If January represents an accurate barometer for the rest of the year, 2006 should be good for domestic stocks, although clouds of uncertainty still remain. Despite continued high energy prices, weak GDP growth in the fourth quarter of 2005, worries over when the Federal Reserve will end its tightening campaign, and a global crisis brewing over Iran’s nascent nuclear ambitions, the average U.S. domestic stock fund gained 4.76% during the month.
Small-Caps Living Large
Small-cap funds led the pack in January, with the average small-cap growth portfolio leaping 8.35%. Large-cap value funds posted the lowest average return out of all domestic fund categories, rising 3.05% in comparison. Mid-cap funds fell in the middle. The S&P 500 gained 2.65% for the month.
While many observers have been waiting for large-cap stocks to dominate after six years of underperformance, they may have to wait a bit longer. “Investors have been attracted to growth opportunities,” said Rosanne Pane, mutual fund strategist at Standard & Poor’s. “The most attractive growth rates are in the small and mid-cap space, with the growth styles leading returns for the month.
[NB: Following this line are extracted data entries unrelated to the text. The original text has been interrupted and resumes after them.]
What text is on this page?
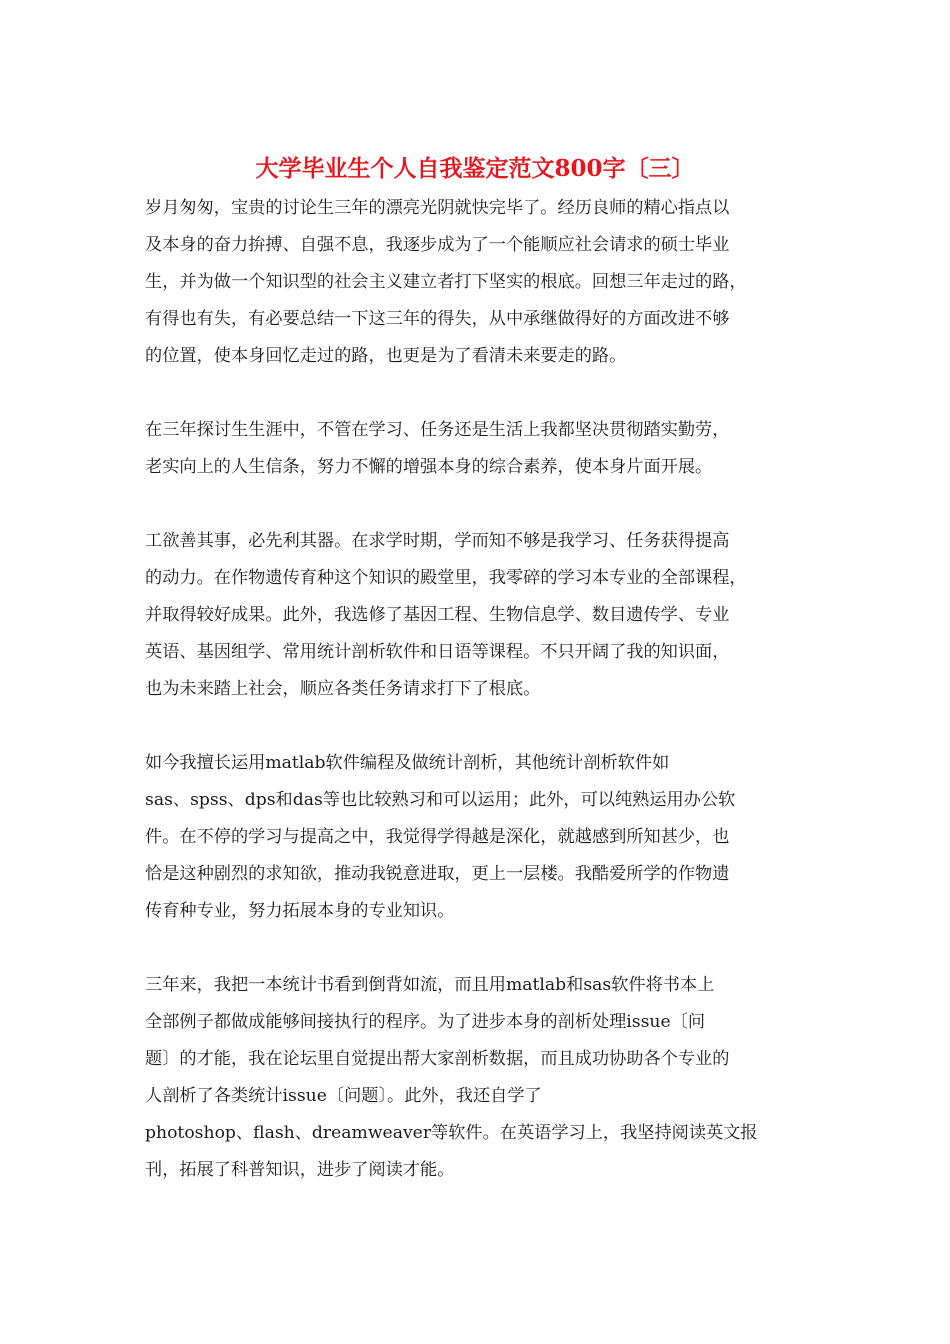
大学毕业生个人自我鉴定范文800字〔三〕

岁月匆匆，宝贵的讨论生三年的漂亮光阴就快完毕了。经历良师的精心指点以
及本身的奋力拚搏、自强不息，我逐步成为了一个能顺应社会请求的硕士毕业
生，并为做一个知识型的社会主义建立者打下坚实的根底。回想三年走过的路，
有得也有失，有必要总结一下这三年的得失，从中承继做得好的方面改进不够
的位置，使本身回忆走过的路，也更是为了看清未来要走的路。

在三年探讨生生涯中，不管在学习、任务还是生活上我都坚决贯彻踏实勤劳，
老实向上的人生信条，努力不懈的增强本身的综合素养，使本身片面开展。

工欲善其事，必先利其器。在求学时期，学而知不够是我学习、任务获得提高
的动力。在作物遗传育种这个知识的殿堂里，我零碎的学习本专业的全部课程，
并取得较好成果。此外，我选修了基因工程、生物信息学、数目遗传学、专业
英语、基因组学、常用统计剖析软件和日语等课程。不只开阔了我的知识面，
也为未来踏上社会，顺应各类任务请求打下了根底。

如今我擅长运用matlab软件编程及做统计剖析，其他统计剖析软件如
sas、spss、dps和das等也比较熟习和可以运用；此外，可以纯熟运用办公软
件。在不停的学习与提高之中，我觉得学得越是深化，就越感到所知甚少，也
恰是这种剧烈的求知欲，推动我锐意进取，更上一层楼。我酷爱所学的作物遗
传育种专业，努力拓展本身的专业知识。

三年来，我把一本统计书看到倒背如流，而且用matlab和sas软件将书本上
全部例子都做成能够间接执行的程序。为了进步本身的剖析处理issue〔问
题〕的才能，我在论坛里自觉提出帮大家剖析数据，而且成功协助各个专业的
人剖析了各类统计issue〔问题〕。此外，我还自学了
photoshop、flash、dreamweaver等软件。在英语学习上，我坚持阅读英文报
刊，拓展了科普知识，进步了阅读才能。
We believe mid- and small-caps will continue to lead returns over the short term, as recent earnings disappointments have been focused in the large-cap arena.”
Standard & Poor’s equity analysts estimate that operating earnings for the S&P MidCap 400 and S&P SmallCap 600 indices will advance 19% and 21%, respectively, in 2006. In contrast, the large-cap S&P 500 index is projected to deliver only 11% operating earnings growth this year,
Meet The New Boss
Another major concern for investors lies with the Federal Reserve, which in addition to undergoing a change at the top, has been tightening since June 2004. The Fed Funds rate currently stands at 4.50% following another 25 basis point hike yesterday in Alan Greenspan’s final session as Chairman. His successor, Benjamin Bernanke, will chair his first rate-policy meeting in late March. There is a lot of speculation on how much further he will boost rates, if at all.
U.S. GDP gained only 1.1% in the fourth quarter of 2005, the weakest advance in three years. That has led some economists to surmise that the Fed may soon stop hiking. “An additional rate hike at the March meeting is a possibility, but looks increasingly less likely, due to the weaker-than-expected 4Q 2005 real GDP growth,” said David Wyss, Standard & Poor’s Chief Economist. “We don’t think Bernanke will raise rates just to let the markets know that he is in charge.”
However, others believe the tepid fourth-quarter numbers reflected a temporary pause, and were not indicative of any sustained economic weakness. Moreover, with inflation rising (core prices rose 2.2% in the fourth quarter of 2005, up from a 1.4% rate in the third quarter), the Fed may need to hikesome more. Standard & Poor’s Economics department expects 3.5% growth for real GDP for 2006. In 2005, GDP rose 3.5%, following a 4.2% gain in 2004.